Thursday, December 3, 2015

Putin Worried about ‘Stab in the Back’ – His Own and at Home, Ukrainian Commentator Says



Paul Goble

            Staunton, December 3 – Often the words someone uses in one context say more about what that individual is thinking about another context than he or she intends. Such it is, Roman Rukomeda argues, with Vladimir Putin’s description of the shooting down by Turkish forces a Russian warplane that violated Turkey’s airspace as “a stab in the back.”

            The Kremlin leader, the Ukrainian commentator says, when he looks in the mirror, sees “a collective Brutus behind his back” which is ready to remove him from the scene by one means or another, any of which would in his eyes constitute “a stab in the back.” That being on his mind, Putin uses this term more generally (unian.net/politics/1200838-kogda-pridet-brut.html).

            The Russian president, Rukomeda says, has shown that “he fears a stab in the back more than anything else” and that he already has “the sense that Brutus is already somewhere alongside and is preparing a mortal strike on the Kremlin Caesar.”  According to the Ukrainian commentator, there are “more than enough” reasons for that conclusion.

            “The current Putin regime,” he writes, “is a colossus with feet of clay,” one of which consists of failures in foreign affairs and the other of shortcomings in domestic policy.  Putin’s policies in Ukraine and now in Syria have not worked out as he planned or, equally important, as he promised. And both appear likely to impose ever more costs on Russia.

            Moreover, the allies he hoped to pick up or keep have turned on him. China has announced plans to build a railway around Russia. Kazakhstan and even Belarus have not been reliable. And the West, despite some vacillation, is increasingly committed to containing Russia and pushing back against Putin’s aggressive actions.

            Domestically, Putin’s situation is no better.  The long haul truckers have presented him with a challenge he didn’t expect.

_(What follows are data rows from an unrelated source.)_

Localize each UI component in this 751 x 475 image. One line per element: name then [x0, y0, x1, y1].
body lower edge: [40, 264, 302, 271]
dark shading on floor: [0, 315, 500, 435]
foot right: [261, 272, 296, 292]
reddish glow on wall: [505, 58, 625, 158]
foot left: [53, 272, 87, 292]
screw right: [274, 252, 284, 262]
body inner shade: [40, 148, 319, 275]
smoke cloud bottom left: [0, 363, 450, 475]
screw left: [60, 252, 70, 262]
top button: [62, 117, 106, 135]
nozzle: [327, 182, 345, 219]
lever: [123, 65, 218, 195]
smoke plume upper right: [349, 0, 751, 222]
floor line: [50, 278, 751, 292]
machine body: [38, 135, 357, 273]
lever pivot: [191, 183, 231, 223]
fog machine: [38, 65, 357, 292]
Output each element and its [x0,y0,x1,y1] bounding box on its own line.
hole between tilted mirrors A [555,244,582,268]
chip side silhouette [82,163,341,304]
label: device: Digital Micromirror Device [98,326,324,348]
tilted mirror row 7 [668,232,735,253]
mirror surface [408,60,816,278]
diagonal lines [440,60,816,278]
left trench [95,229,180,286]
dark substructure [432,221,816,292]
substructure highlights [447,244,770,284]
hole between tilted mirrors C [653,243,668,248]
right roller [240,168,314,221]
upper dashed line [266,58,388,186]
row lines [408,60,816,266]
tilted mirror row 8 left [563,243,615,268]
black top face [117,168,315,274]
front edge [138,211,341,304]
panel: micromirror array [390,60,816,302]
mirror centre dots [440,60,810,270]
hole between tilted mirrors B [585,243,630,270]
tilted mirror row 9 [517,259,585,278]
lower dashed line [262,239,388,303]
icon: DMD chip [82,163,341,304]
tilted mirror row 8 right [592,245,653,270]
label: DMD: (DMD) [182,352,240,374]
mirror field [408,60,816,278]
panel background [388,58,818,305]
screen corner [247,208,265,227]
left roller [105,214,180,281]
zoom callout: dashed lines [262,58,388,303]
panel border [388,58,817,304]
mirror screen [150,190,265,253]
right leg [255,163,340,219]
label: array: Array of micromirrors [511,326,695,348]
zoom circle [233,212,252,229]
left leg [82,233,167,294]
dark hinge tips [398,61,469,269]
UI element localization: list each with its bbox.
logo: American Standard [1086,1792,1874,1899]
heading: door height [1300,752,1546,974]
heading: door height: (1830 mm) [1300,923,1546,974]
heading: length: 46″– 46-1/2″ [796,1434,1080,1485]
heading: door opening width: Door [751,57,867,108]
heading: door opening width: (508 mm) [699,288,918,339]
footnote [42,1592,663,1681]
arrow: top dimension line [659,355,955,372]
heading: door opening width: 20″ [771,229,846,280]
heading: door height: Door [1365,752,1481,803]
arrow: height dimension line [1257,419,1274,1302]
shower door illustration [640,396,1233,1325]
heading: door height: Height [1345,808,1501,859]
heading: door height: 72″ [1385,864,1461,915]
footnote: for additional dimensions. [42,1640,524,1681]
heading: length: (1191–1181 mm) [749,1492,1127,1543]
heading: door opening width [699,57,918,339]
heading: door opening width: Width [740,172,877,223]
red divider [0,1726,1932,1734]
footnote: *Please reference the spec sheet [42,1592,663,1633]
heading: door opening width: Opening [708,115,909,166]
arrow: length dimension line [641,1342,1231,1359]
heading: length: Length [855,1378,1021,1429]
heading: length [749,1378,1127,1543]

Tatarstan is pushing for the return of sovereignty and other republics will follow suit.  And former finance minister Aleksey Kudrin, who has been a Putin critic, appears likely to return to the center of power, possibly replacing Putin’s partner Dmitry Medvedev and then perhaps Putin himself.

            Obviously, in any such situation, “there are many possibilities,” but history does appear to be speeding up and Putin’s time just like those of his dictatorial predecessors may very well be coming to an end.  Indeed, the Kremlin leader’s talk of “a stab in the back” is perhaps the best evidence that this is so, Rukomeda says.

            In this situation, what is most important for Ukraine and indeed for the entire rest of the world is to be ready and to work toward “depriving Russia today of any weapons of mass destruction and bringing to responsibility the numerous Kremlin criminals who bear responsibility for the deaths of thousands of Ukrainian citizens.”